Similarly in Australia, Ruth Pollard wrote in “Stopping all stations Christians bear their faith”, The Age:

“For Palestinian Christians, even the simplest of pilgrimages can be an impossible journey. On Palm Sunday, many Palestinian Christians carrying permits that allowed them to travel from the West Bank into Jerusalem to worship at Easter were stranded at the Qalandia military checkpoint when Israeli solders closed it for two hours… ‘The Israeli occupation affects everyone and everything and prevents us from worshipping as a family and a community during times such as Easter,’ said Dr Sabella.”

In response to Stearns’ article, Israeli Ambassador Oren released the following statement:

“…Israel has provided more than 20,000 permits this year for Palestinian Christians to enter Jerusalem for the Good Friday and Easter holidays. Five-hundred similar permits have also been issued to the remaining Christians of Gaza, though the area is under the control of the terrorist organization Hamas.

With the exception of the very few individuals who have raised security concerns, and not withstanding the measures we must take to protect our citizens, any Christian from the West Bank can reach Jerusalem on Good Friday and Easter. All allegations to the contrary are flagrantly untrue and represent a reckless attempt to defame the Jewish State.

Israel, the only Middle Eastern country with a growing and thriving Christian population, remains committed to maintaining its superb relations with Christian communities worldwide.

Though we face serious and continuing defense challenges, we uphold the principle of free access to the Holy Places to all religions. On this year, as in all previous years, we wish Christians throughout the world a joyous holiday.”

Israeli Ambassador Oren has also recently written an article in the Wall Street Journal in which discusses that while Christians are experiencing persecution throughout the Middle East only in Israel are they thriving. He wrote:

“Their share [Middle East Christians] of the region’s population has plunged from 20% a century ago to less than 5% today and falling. In Egypt, 200,000 Coptic Christians fled their homes last year after beatings and massacres by Muslim extremist mobs. Since 2003, 70 Iraqi churches have been burned and nearly a thousand Christians killed in Baghdad alone, causing more than half of this million-member community to flee. Conversion to Christianity is a capital offense in Iran, where last month Pastor Yousef Nadarkhani was sentenced to death. Saudi Arabia outlaws private Christian prayer.

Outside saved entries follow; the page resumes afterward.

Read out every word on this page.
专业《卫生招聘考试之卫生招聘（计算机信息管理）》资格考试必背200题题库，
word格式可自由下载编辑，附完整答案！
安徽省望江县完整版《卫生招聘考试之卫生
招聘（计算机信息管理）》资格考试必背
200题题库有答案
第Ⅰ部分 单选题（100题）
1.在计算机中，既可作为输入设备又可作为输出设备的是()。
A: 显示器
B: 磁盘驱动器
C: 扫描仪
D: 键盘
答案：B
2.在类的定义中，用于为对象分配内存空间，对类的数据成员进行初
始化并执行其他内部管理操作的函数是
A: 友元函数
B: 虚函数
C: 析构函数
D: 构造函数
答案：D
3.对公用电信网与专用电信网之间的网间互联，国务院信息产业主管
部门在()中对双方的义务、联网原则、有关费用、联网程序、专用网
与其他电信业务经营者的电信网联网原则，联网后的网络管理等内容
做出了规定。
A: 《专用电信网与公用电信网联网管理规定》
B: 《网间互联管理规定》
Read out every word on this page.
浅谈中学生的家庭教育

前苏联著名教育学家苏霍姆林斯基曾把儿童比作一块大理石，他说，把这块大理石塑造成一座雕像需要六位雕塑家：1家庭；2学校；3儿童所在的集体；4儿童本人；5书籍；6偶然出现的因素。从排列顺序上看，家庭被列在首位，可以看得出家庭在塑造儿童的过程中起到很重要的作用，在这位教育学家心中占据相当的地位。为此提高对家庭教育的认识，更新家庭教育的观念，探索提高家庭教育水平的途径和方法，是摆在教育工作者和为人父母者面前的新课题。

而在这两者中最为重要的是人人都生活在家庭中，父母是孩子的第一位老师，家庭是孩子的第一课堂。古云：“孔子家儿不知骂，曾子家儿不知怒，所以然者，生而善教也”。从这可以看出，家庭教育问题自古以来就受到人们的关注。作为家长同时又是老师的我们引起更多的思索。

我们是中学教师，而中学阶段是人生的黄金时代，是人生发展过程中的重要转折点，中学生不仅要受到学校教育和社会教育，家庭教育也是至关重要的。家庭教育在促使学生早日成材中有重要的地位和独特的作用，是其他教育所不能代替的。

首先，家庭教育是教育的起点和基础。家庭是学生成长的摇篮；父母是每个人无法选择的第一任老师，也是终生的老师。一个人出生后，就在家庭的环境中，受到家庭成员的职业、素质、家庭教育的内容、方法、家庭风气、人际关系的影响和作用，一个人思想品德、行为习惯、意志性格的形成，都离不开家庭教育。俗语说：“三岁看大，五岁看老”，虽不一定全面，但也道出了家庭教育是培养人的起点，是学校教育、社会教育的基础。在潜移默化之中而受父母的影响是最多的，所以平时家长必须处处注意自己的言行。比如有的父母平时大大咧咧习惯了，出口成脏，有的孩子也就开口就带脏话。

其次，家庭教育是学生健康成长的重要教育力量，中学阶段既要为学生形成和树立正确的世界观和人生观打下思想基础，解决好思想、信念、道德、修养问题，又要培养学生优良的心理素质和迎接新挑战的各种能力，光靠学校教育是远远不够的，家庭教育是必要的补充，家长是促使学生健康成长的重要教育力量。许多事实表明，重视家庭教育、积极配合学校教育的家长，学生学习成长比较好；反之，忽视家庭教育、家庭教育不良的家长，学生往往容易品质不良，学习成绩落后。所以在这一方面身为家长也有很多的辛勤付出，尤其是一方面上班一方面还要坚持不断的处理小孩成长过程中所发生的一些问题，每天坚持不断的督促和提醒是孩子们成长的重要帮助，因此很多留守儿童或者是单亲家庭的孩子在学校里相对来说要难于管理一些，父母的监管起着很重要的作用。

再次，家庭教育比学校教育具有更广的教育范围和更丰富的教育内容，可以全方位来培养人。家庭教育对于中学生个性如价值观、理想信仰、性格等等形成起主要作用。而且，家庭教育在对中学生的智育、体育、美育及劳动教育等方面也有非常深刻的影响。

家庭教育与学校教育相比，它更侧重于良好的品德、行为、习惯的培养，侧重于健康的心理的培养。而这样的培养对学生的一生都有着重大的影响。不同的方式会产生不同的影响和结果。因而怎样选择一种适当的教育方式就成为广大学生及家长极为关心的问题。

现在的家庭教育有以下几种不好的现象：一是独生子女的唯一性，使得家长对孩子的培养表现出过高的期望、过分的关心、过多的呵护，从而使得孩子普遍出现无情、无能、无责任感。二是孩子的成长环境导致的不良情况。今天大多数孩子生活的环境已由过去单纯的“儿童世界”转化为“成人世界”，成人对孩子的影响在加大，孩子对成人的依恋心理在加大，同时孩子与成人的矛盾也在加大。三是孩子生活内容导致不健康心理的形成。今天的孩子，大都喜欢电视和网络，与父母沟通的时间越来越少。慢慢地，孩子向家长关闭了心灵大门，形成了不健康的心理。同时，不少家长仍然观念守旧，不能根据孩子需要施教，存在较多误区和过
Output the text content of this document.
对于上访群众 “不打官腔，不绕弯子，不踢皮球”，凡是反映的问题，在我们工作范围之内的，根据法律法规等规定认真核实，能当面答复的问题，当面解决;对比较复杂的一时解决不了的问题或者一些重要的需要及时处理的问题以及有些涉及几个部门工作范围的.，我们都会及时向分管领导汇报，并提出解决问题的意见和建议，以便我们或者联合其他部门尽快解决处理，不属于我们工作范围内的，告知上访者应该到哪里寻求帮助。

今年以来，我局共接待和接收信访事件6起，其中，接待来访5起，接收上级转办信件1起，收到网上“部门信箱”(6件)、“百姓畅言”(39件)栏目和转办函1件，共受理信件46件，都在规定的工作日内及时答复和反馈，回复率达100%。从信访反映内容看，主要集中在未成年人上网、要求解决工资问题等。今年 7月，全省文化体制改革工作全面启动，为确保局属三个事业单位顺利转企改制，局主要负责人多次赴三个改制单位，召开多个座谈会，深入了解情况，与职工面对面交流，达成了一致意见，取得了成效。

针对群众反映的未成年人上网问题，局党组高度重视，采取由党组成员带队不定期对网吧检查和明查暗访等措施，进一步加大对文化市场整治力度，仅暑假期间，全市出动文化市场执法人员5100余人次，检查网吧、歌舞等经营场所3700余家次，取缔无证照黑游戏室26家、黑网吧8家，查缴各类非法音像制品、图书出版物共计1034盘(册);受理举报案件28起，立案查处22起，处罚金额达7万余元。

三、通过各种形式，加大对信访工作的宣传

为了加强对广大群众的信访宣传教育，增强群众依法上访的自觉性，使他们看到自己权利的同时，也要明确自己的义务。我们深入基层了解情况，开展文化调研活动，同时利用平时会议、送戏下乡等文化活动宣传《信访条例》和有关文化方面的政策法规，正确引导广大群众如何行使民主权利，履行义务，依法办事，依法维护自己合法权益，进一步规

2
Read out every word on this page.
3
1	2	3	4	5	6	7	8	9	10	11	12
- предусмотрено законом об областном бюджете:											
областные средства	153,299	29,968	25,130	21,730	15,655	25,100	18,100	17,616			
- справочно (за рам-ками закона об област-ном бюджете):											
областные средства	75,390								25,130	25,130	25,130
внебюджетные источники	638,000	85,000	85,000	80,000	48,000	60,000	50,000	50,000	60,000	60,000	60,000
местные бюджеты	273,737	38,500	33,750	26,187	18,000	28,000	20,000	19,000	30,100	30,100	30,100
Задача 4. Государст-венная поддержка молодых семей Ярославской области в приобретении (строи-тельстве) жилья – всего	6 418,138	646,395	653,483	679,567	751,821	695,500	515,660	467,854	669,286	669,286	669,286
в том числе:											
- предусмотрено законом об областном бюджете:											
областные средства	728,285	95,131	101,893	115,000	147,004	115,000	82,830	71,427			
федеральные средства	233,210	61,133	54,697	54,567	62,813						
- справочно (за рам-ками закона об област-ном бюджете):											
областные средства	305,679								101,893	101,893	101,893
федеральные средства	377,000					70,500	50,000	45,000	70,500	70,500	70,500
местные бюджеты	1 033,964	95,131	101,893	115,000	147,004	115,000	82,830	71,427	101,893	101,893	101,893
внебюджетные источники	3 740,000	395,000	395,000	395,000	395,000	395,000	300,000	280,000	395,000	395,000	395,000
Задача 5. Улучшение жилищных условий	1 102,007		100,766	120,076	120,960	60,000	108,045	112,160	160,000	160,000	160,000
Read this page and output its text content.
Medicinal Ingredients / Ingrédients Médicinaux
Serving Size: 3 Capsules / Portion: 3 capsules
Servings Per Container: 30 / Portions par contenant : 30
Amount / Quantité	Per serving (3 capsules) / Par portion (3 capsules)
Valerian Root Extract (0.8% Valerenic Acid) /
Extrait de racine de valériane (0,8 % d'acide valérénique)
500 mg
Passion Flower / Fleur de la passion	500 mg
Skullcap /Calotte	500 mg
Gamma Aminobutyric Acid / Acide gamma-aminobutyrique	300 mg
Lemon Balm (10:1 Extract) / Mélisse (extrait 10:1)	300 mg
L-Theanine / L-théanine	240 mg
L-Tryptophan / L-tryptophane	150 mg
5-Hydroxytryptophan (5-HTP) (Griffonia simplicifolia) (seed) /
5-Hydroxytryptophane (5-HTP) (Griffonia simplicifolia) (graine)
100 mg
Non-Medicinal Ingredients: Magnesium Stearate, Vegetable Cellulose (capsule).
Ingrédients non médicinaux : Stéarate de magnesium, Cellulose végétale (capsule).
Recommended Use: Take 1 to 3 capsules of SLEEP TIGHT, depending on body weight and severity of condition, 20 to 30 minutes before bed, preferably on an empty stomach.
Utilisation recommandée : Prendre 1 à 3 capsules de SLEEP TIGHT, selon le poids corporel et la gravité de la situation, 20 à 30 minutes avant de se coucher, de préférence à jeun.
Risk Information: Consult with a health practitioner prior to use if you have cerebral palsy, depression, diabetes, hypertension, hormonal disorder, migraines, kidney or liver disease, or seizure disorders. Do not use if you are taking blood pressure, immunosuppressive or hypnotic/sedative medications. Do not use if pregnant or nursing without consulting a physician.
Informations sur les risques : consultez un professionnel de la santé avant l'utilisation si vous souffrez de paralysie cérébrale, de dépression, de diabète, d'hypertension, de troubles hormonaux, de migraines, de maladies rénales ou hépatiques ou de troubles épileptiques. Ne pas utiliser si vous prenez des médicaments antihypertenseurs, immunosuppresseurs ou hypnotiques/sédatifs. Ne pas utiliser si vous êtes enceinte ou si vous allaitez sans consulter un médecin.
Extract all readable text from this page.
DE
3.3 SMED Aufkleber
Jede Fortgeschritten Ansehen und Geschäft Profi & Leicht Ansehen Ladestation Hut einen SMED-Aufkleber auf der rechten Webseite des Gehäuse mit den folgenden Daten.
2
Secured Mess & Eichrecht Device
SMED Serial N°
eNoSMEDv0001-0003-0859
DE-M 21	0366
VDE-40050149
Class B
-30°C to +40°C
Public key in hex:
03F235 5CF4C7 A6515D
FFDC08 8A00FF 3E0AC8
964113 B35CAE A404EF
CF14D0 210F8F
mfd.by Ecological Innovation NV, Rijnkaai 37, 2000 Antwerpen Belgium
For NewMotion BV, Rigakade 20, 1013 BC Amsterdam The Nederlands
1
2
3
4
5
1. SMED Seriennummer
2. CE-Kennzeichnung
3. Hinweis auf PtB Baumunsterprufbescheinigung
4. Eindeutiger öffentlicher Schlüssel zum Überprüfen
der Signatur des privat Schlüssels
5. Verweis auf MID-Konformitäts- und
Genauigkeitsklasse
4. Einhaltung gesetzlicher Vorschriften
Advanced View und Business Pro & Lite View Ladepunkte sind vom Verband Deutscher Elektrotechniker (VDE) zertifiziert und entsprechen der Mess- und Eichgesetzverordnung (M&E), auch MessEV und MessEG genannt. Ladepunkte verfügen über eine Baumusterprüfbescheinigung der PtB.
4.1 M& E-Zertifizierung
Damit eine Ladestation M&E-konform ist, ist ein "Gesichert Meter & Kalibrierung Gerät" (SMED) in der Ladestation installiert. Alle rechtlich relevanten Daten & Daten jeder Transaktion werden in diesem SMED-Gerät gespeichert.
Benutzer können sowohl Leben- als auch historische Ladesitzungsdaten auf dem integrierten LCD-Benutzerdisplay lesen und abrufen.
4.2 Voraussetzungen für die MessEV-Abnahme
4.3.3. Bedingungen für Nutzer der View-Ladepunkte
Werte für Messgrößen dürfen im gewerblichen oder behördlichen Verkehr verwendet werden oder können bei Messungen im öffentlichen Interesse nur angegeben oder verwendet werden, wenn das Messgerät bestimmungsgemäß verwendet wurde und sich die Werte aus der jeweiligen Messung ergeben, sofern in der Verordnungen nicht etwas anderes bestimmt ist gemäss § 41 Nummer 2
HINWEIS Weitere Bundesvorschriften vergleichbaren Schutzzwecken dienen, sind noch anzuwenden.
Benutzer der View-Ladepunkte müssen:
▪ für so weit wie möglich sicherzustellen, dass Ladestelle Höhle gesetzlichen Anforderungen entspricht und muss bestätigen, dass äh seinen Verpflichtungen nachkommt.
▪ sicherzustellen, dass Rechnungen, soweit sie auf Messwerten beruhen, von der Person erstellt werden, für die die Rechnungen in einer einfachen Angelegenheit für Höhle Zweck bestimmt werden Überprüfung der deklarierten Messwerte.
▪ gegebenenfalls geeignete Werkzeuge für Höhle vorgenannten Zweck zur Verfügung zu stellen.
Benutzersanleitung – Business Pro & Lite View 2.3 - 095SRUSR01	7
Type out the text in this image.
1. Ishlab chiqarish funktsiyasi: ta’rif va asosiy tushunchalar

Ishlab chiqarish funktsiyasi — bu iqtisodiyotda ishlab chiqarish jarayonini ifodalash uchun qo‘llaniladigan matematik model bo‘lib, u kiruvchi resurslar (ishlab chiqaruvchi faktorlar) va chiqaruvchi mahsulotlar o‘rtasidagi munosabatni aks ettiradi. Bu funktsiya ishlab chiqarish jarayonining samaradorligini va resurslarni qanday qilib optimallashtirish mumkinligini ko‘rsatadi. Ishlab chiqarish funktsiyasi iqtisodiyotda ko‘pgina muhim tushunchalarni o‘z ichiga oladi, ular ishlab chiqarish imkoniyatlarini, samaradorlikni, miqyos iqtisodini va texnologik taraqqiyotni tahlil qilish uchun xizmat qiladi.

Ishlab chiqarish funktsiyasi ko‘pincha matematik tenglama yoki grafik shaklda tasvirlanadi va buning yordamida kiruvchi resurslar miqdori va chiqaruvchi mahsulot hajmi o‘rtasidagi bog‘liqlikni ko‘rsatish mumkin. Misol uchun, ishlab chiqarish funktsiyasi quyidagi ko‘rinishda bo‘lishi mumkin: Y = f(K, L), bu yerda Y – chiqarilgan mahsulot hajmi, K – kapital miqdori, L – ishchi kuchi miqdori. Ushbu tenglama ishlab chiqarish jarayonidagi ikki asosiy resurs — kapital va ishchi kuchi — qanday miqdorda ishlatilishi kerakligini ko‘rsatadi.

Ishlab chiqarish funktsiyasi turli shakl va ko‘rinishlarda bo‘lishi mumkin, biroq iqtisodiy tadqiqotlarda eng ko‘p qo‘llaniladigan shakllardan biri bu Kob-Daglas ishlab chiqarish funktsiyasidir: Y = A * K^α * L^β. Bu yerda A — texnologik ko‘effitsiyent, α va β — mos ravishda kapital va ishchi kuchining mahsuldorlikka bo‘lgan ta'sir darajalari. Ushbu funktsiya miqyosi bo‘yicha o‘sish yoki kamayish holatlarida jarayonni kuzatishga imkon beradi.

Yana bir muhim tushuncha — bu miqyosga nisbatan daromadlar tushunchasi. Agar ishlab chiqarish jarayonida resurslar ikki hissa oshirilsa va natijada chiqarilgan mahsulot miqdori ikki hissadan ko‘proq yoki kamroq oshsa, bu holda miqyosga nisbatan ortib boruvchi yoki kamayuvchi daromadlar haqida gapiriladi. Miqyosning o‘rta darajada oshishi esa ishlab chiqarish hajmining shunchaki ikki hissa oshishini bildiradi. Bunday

As 800,000 Jews were once expelled from Arab countries, so are Christians being forced from lands they’ve inhabited for centuries.

The only place in the Middle East where Christians aren’t endangered but flourishing is Israel. Since Israel’s founding in 1948, its Christian communities (including Russian and Greek Orthodox, Catholics, Armenians and Protestants) have expanded more than 1,000%.

Christians are prominent in all aspects of Israeli life, serving in the Knesset, the Foreign Ministry and on the Supreme Court. They are exempt from military service, but thousands have volunteered and been sworn in on special New Testaments printed in Hebrew. Israeli Arab Christians are on average more affluent than Israeli Jews and better-educated, even scoring higher on their SATs…

This does not mean that Israeli Christians do not occasionally encounter intolerance. But in contrast to elsewhere in the Middle East where hatred of Christians is ignored or encouraged, Israel remains committed to its Declaration of Independence pledge to “ensure the complete equality of all its citizens irrespective of religion.” It guarantees free access to all Christian holy places, which are under the exclusive aegis of Christian clergy. When Muslims tried to erect a mosque near the Basilica of the Annunciation in Nazareth, the Israeli government interceded to preserve the sanctity of the shrine…

The extinction of the Middle East’s Christian communities is an injustice of historic magnitude. Yet Israel provides an example of how this trend can not only be prevented but reversed. With the respect and appreciation that they receive in the Jewish state, the Christians of Muslim countries could not only survive but thrive.”